Mit der «COVID-19-Verordnung 2» vom 13. März 2020 verbietet der Bundesrat Spitälern und Kliniken sowie Arztpraxen, «nicht dringend angezeigte medizinische Untersuchungen, Behandlungen und Therapien (Eingriffe) durchzuführen» (Art. 10a, Abs. 2). Damit untersagt er den Beschäftigten dieser Gesundheitseinrichtungen einen grossen Teil ihrer Berufstätigkeit. Viele Kliniken und Arztpraxen sind dadurch gezwungen, von der Möglichkeit, Kurzarbeitsentschädigungen zu beantragen, Gebrauch zu machen.

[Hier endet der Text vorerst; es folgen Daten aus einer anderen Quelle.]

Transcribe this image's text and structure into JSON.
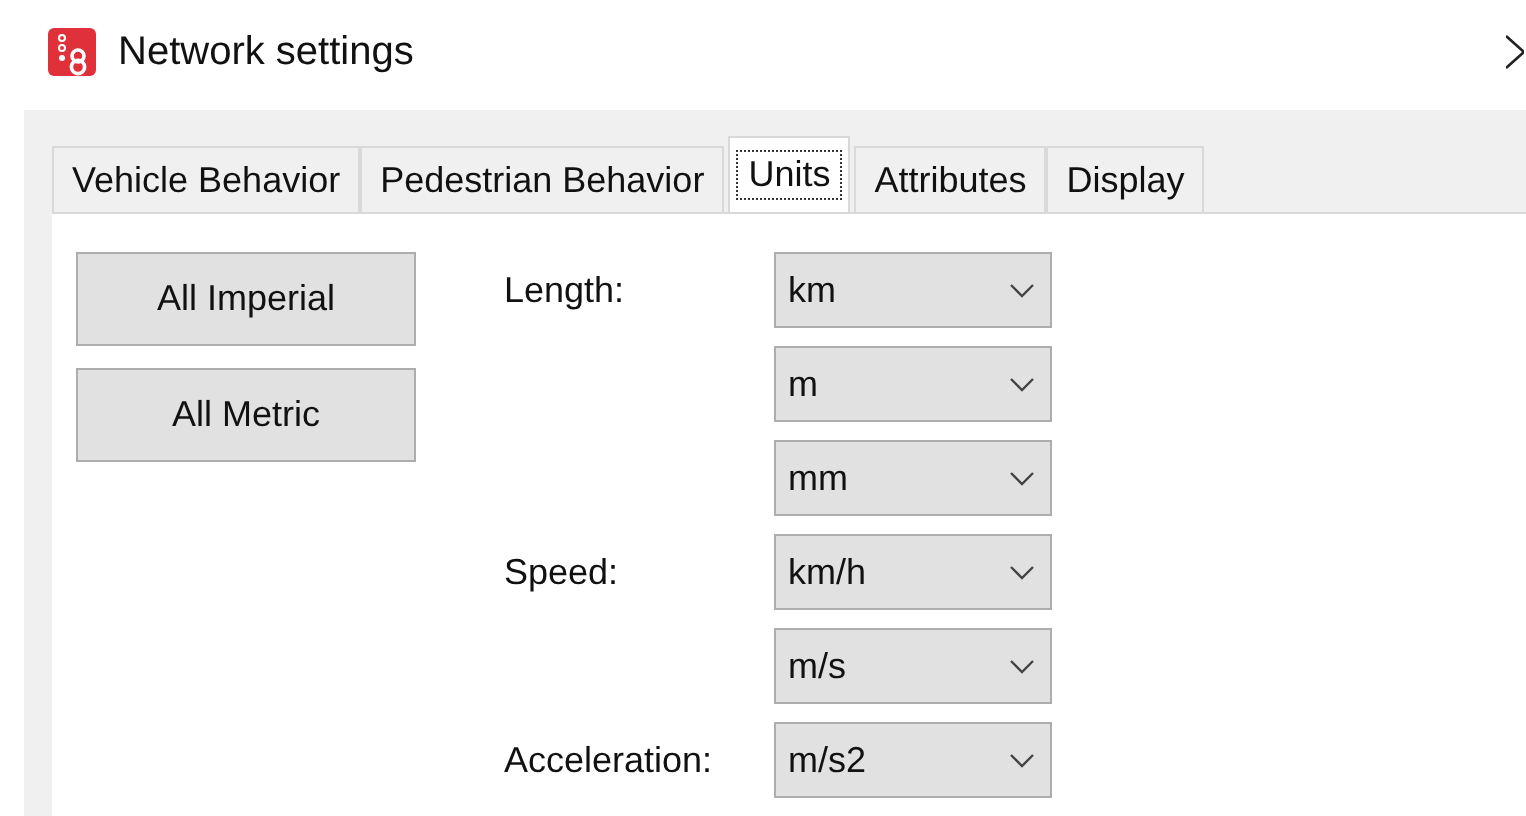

Welche Auswirkungen wird die Corona-Pandemie mittel- und langfristig auf das Schweizer Gesundheitswesen haben?
Ich denke, die Auswirkungen werden vielfältig sein, und viele können wir heute vermutlich noch gar nicht wirklich abschätzen. Ganz bestimmt werden wir nach dieser Krise genau überprüfen müssen, wie wir für Pandemien aufgestellt sind und was wir aus dieser Epidemie gelernt haben. Ein zentrales Thema wird die Versorgungssicherheit sein. Da wird es unter anderem um die Verfügbarkeit von Schutzmaterialien, Desinfektionsmittel, Medikamenten und Impfstoffen gehen, um unsere Abhängigkeit vom Ausland – nicht zuletzt auch was die Fachpersonen angeht –, aber auch um Informationswege, Meldesysteme, Digitalisierung und Telemedizin. Es bleibt spannend abzuwarten, wie sich die Geschehnisse auf die Kostendiskussion auswirken werden. Wir sehen gerade sehr deutlich, dass ein gutes Gesundheitswesen nicht nur Kosten verursacht, sondern auch einen grossen Wert darstellt. Unsere Gesellschaft nimmt aktuell sehr grosse Kosten für die Wirtschaft – und damit letztlich für uns alle – in Kauf, um Lebensjahre zu retten. Die Aufmerksamkeit dafür, dass bei zu knappen Ressourcen nicht alle angemessen behandelt werden können, ist gross. Möglicherweise wird die Wertschätzung unserer Gesundheitsversorgung dadurch beeinflusst und wohl auch die Kosten- und Rationierungsdiskussionen. Auch die vielen Termine in Spital und Praxis, die aktuell abgesagt werden, könnten zu gesundheitlichen Problemen führen, aber zumindest zu längeren Wartezeiten. Auf einige kann auch einfach verzichtet werden. Vielleicht wird sich diese Erfahrung für eine Weile auf die Nutzung des Gesundheitswesens auswirken.